Joy is one of nature's greatest medicines, the fruit of the Holy Spirit in our soul (Gal. 5:22). Joy is something that’s always healthy. We can have a joy in our fraternity, a marvel at the people around us.

Joy often means that we're forgetting about ourselves. When we look at ourselves, we have no reason to be joyful. Joy means we're focusing on others. We're looking at them. We’re finding a great joy in serving God. In giving ourselves completely.

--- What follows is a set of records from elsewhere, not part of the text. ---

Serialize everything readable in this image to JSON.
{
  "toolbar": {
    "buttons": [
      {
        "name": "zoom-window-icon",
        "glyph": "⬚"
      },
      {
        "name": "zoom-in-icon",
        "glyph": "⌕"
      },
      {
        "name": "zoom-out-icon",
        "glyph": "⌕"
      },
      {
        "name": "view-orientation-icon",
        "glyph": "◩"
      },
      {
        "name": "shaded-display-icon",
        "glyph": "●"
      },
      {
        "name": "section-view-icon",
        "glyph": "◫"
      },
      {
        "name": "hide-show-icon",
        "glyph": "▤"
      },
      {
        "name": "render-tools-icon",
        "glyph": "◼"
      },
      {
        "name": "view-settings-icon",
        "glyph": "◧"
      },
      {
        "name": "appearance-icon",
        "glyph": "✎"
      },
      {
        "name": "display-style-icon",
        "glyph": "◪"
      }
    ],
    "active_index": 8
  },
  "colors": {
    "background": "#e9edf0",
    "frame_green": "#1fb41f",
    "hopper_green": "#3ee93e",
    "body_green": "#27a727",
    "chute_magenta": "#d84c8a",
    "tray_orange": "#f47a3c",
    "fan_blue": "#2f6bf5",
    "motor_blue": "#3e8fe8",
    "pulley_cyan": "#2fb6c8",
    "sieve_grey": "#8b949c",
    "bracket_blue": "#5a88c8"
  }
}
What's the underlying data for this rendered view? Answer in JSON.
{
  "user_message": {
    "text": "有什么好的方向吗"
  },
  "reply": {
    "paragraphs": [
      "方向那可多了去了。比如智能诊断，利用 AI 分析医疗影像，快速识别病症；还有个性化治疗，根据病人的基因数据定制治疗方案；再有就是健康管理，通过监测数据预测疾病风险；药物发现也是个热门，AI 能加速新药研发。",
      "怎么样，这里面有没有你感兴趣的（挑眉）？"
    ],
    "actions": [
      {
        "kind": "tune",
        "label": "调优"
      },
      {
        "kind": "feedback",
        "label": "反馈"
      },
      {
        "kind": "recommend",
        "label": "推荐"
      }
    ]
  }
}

In fulfilling our duties.

God comes to us with all of His greatest consolations. St. Josemaría talked about “los consuelos que solo tu sabes dar—consolations that only you know how to give. You continue to be my Father in all moments.”

Pope Benedict in addressing young people at UNIV in 2006 said, “Never forget, dear young people, that in the end your happiness, our happiness, depends on the encounter with Jesus and on friendship with Him.”

That’s the key factor. When we have the key to open the door of that happiness of every human heart on the planet, we have to make sure we open it ourselves. That joy and holiness: the inevitable result of getting closer to God.

In this year of St. Joseph, we could ask him that we might have that greater joy because we have come a little bit closer to him and to Our Lady who is there, waiting to give us all the wonderful gifts that are there for us to obtain.

Mary, may you help us to contemplate this scene, to learn everything there is to learn from it, to face the little crosses that you may send us with peace and serenity, because we know that you are there always, helping us to carry that cross and to go forward at all moments.

I thank you, my God, for the good resolutions, affections, and inspirations that you have communicated to me during this meditation. I ask your help to put them into practice. My Immaculate Mother, Saint Joseph, my father and lord, my guardian angel, intercede for me.

In the name of the Father, and of the Son, and of the Holy Spirit. Amen.